Segundo, porque ela afirma a filiação
do filme de Tim Burton ao cinema de
John Ford. Ela é evidente não apenas
nessa frase, como na descrição da sociedade americana e, mais ainda, na perseguição final, calcada em "No Tempo das
Diligências".
Não há melhor tradição no cinema
americano do que a de Ford, e "No Tempo das Diligências" é exemplar a esse respeito. Ford não deposita o mal nem na
prostituta, nem no pistoleiro, nem no
médico bêbado, nem no homem fraco. O
mal está no excesso de virtude (a idéia
vem, em parte, de Griffith, o pai de todos), na hipocrisia dos puritanos.
Mundo legível
Essa filiação não significa que Burton abra mão da originalidade. "A Lenda" é um filme contemporâneo, discute as intrincadas relações entre o aparente e o verdadeiro, a imagem e
o real, como a nos lembrar todo o tempo
que nunca podemos nos deixar levar pela primeira impressão, pelo visível. Antes
de ser visível, o mundo é legível, isto é,
apresenta-se a nós como um enigma a
ser decifrado (daí "A Lenda" ser mais
que tudo um filme de detetive). Diante
dele não podemos baixar a guarda nem
por um segundo: a todo momento, uma
imagem pretenderá fixar-se como real,
uma aparência tentará se impor como
verdade.
Ninguém domina a aparência plenamente, assim como ninguém domina a
verdade, a começar pelo próprio detetive
Ichibold Crane (Johnny Depp), que vira
o século (18 para 19) munido das certezas
iluministas da ciência.
Sua trajetória, porém, suporá um
amargo deslocamento, começando por
sua crença na impossibilidade de um cavaleiro sem cabeça, devidamente morto,
se pôr a matar pessoas da cidadezinha de
Sleepy Hollow. Logo veremos que o criminoso é mesmo um cavaleiro sem cabeça. O interessante, porém, é que essa
concessão da razão à fé se mostra antes
de tudo como um ato razoável: o aparelhamento científico e, sobretudo, o raciocínio lógico o levarão a concordar com a
crença disseminada no lugarejo, embora
muito diferentes sejam as conclusões a
que chega e as consequências que tira de
sua existência. Crane não cede ao delírio
místico, pois esse delírio só pode levar
-correto ou não- à perpetuação do
mistério e ao encobrimento da verdade.
Sem dogmatismo
Essa atitude positiva levará o herói, a cada passo, a uma
tortuosa aventura interior. Cada momento de seu passado, cada passo do
presente têm de ser revistos, repensados,
pois não pode conhecer o mundo quem
não conhece a si mesmo. Para chegar à
verdade, portanto, é preciso errar, saber
mudar, estudar as aparências, as imagens, e associá-las numa série, reconstituir o encadeamento dos fatos sem abrir
mão de seus princípios, mas também
sem mostrar-se dogmático. Um detetive
precisa ser permeável aos fatos, por mais
fantásticos que sejam.
Mas, ao investigar a si mesmo, Crane
mergulha nas desditas da própria sexualidade. Pois a castração é o que o ameaça
(a decapitação é um equivalente da castração), e por trás do perigo de castração
está a mulher (um de seus problemas será deduzir quem é a mulher castradora;
só resolvendo essa questão poderá aceder à sexualidade).

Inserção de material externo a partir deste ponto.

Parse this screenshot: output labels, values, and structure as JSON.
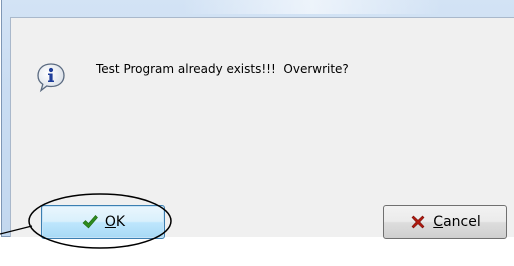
{
  "dialog": {
    "message": "Test Program already exists!!!  Overwrite?",
    "icon": "information-icon"
  },
  "buttons": {
    "ok": {
      "accel": "O",
      "rest": "K",
      "icon": "checkmark-icon",
      "icon_color": "#2e8b1e"
    },
    "cancel": {
      "accel": "C",
      "rest": "ancel",
      "icon": "x-icon",
      "icon_color": "#b11a10"
    }
  },
  "annotation": {
    "highlight": "ok-button",
    "stroke_color": "#000000"
  }
}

Essa ordem de observação nos leva à
segunda grande referência de Tim Burton neste filme, que é Raoul Walsh. Não
por acaso, a cena de assassinato de uma
família cita diretamente cena similar de
"Sua Única Saída" (Pursued), o magnífico faroeste de Walsh.

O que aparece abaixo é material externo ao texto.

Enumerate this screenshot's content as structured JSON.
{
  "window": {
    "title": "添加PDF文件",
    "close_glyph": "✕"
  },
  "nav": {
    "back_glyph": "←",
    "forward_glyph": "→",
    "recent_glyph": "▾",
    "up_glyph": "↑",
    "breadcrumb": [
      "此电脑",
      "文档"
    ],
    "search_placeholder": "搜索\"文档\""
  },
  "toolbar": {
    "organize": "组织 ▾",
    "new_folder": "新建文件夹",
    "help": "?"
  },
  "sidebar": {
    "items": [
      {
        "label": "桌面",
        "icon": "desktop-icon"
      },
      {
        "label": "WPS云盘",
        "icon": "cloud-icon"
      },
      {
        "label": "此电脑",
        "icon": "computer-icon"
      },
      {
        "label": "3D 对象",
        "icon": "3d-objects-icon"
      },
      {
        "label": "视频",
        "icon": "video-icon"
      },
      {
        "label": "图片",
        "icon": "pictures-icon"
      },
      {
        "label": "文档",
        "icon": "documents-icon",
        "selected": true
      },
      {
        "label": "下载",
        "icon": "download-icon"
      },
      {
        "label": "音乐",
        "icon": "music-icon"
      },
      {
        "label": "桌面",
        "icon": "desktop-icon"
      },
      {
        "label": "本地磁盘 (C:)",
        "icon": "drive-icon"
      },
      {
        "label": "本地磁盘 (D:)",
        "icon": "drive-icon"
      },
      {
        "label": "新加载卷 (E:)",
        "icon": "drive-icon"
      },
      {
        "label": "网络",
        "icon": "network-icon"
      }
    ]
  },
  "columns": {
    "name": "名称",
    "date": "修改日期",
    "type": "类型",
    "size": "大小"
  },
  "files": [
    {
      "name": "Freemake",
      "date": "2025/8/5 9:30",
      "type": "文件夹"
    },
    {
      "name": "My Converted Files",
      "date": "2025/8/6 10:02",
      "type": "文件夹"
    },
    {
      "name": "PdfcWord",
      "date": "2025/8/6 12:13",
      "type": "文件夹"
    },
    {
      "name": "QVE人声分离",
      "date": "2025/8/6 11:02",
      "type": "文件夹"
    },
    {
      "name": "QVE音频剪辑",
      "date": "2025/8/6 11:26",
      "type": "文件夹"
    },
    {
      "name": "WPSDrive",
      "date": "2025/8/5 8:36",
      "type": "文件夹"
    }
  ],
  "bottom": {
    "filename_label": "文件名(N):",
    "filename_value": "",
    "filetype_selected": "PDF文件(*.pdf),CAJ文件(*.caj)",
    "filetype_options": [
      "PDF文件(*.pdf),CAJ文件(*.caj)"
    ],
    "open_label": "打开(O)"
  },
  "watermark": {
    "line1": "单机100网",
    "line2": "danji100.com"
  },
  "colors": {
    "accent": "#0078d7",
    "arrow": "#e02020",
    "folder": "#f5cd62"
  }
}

Walsh foi, mais do que rei do cinema
de aventura, o cineasta por excelência do
homem livre, entendendo-se por livre
aquele que busca seu próprio destino.
Não o destino como predestinação, mas
aquele que se faz passo a passo. A ação é
autoconhecimento, e o caminho que se
apresenta à frente só se abre graças a um
movimento interior.
Se "A Lenda do Cavaleiro sem Cabeça"
se afirma como um grande filme do presente, não é por certo apenas pela herança que recebe e dignifica de seus antepassados cinematográficos. É, em especial,
pela capacidade de surpreender-nos e de
se mostrar contemporâneo.
Pois o que é essa lenda, afinal, senão
um produto sincrético, em que a aventura, o faroeste e o filme de detetive encontram o fantástico e, eventualmente, o terror? Junção inesperada, borgiana, em
que Burton afirma o pleno direito à fabulação, ao conto, à crença de que as coisas
só existem no campo da imaginação e
das idéias.
Portanto, se a virtude é o disfarce preferido do vício, e o real é o disfarce da
aparência, resta uma variante a considerar: a verdade que se dissimula como
imaginário.
Personagem desviante
Todos os
filmes de Tim Burton comportam, à sua
maneira, um elogio do imaginário. Mesmo quando assume sua forma negativa
-em "Marte Ataca!", crítica feroz à banalização promovida pelos filmes de ficção científica-, esse é seu território.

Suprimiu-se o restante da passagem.